Валерий Анашвили, главный редактор журнала Logos и газеты Logos Review of Books
«Г. Ф. Жуков. Письма солдата (1943−1945)» (издательский дом «Дело» РАНХиГС, 2020)
2020 год принес много разочарований и много горечи. Так получилось, что самая важная для меня книга в этом году — это книга о горечи, разочаровании, но и надежде. Это сборник писем лейтенанта Георгия Федоровича Жукова с фронта Второй мировой войны своей жене. Чувство, что столкнулся с чем-то особенным, возникает при чтении этих писем незаметно — из их обыденности, искренности и немыслимого синтеза: «письма, которое может стать последним» (или даже недописанным — оборваться на полуслове) и «письма, которое пронизано мечтами о будущем», — невыразимых на нашем современном языке, языке людей, доживших, казалось бы, до этого будущего. Это чувство прикосновения к подлинности. К абсолютной подлинности эмоций, слов, мыслей и поступков.

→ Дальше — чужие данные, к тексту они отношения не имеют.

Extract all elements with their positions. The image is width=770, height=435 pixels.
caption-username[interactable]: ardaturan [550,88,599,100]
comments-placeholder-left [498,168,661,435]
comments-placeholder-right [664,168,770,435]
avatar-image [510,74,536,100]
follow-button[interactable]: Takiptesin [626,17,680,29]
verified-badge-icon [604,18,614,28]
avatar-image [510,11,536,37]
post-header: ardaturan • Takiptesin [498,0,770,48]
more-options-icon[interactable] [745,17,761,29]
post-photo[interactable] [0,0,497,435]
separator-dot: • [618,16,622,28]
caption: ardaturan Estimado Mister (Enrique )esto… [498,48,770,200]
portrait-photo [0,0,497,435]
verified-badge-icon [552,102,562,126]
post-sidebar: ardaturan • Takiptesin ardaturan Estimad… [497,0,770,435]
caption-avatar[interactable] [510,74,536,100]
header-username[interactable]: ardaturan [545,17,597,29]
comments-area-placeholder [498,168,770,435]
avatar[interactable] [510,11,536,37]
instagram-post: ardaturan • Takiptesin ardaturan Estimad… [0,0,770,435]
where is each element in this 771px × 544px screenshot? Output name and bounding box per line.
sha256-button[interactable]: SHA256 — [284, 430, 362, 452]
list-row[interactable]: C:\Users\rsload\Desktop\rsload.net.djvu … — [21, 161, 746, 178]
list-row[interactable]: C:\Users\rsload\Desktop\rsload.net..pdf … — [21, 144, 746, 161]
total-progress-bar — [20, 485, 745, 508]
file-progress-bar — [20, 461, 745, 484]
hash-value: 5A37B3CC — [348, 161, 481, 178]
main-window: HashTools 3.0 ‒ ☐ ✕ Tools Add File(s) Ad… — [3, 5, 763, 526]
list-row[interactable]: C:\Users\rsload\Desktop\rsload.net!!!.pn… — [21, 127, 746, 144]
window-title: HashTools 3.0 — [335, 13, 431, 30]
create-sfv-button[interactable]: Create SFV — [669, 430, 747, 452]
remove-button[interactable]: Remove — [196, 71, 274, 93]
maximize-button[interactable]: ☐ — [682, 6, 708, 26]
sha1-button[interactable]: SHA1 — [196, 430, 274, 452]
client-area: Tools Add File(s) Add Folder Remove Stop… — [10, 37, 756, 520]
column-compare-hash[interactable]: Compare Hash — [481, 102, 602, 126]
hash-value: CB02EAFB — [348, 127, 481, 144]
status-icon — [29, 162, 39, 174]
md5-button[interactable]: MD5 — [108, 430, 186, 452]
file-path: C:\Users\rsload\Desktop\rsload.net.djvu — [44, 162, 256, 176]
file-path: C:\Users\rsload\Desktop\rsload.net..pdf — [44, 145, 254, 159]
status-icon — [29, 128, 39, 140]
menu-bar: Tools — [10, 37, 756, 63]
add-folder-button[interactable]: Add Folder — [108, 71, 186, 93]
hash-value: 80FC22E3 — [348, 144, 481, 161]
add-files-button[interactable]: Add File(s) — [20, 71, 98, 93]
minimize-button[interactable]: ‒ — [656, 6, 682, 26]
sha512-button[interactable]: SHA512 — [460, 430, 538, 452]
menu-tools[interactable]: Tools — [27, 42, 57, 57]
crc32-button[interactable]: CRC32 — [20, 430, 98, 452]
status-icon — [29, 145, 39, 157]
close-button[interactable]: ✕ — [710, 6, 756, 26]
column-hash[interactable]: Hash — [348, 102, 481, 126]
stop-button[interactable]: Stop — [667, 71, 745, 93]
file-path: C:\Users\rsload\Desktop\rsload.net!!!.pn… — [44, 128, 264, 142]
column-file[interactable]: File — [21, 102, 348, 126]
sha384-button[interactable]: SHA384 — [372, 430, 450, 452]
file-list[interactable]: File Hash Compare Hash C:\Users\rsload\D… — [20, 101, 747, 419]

Евгения Некрасова, писатель, лауреат премии «Лицей», номинант премий «НОС», «Национальный бестселлер», «Большая книга»
Галина Рымбу, «Моя вагина»
Дмитрий Строцев, «Мы с женой не революционеры беспартийные»
Полина Барскова, «Седьмая щелочь» («Издательство Ивана Лимбаха», 2020)
Мне кажется, что наступило время не книг, а текстов. И я давно не думаю о литературе книгами — я думаю текстами. Назову три текста, которые были опубликованы в 2020 году и которые мне показались наиболее значимыми.
Во-первых, поэма Галины Рымбу «Моя вагина». Это уникальный переломный текст, абсолютная квинтэссенция актуальной литературы, манифест личного как политического и просто важный текст о свободе. Кроме того что эта поэма, как уже и делали прежде тексты Рымбу, двинула поэтический русский язык на новый уровень, она еще и произвела аудит всей нашей литературной жизни, всего нашего комьюнити. Она наделала довольно много всяких разнообразных волнений. Мне кажется, интересно, когда хороший текст, который является безусловным фактом литературы, становится еще и громким фактом литературной жизни и запускает непрекращающуюся дискуссию. Вообще, тексты должны быть неуютными и вызывать беспокойство — и именно такие остаются в истории.
Второй текст — тоже поэтический, один из наиболее важных в 2020 году. Это стихотворение минского поэта Дмитрия Строцева «Мы с женой не революционеры беспартийные». Это один из многих текстов, написанных Строцевым о минских событиях. Там зафиксирована реакция мирно протестующих людей на зверства силовиков. Я думаю, что это грандиозное стихотворение — оно идеально и как гражданская лирика, и как актуальный текст не только с точки зрения темы, но и с точки зрения языка. Строцев, как я понимаю, продолжает писать этот цикл потому, что, как мы понимаем, в Беларуси все продолжается и ничего не заканчивается. И текст Строцева, и поэма Гали Рымбу, буквально через несколько дней после их публикации в фейсбуке, были переведены сразу на много языков, и не только европейских.
Еще один текст — теперь уже действительно книга — исследовательницы блокады, писательницы и поэтессы Полины Барсковой «Седьмая щелочь». В ней авторка рассказывает о восьми блокадных поэтах. Кто-то из них широко известен, например Ольга Берггольц, кто-то известен гораздо меньше — Геннадий Гор, Зинаида Шишова, Павел Зальцман. Мне кажется, это совершенно удивительный тип литературы. Вроде бы книга нон-фикшен, но я читала и воспринимала ее как художественную прозу. В «Седьмой щелочи» (для названия использована цитата из блокадного стихотворения Натальи Крандиевской — еще одной героини книги) рассказывается о людях, которые пытаются пережить катастрофу, посреди которой они оказались, с помощью поэзии, будучи в тяжелом, очень часто страшном физическом состоянии. Для меня очень важен язык, которым «Седьмая щелочь» написана, мне кажется, это и есть та самая новая литература.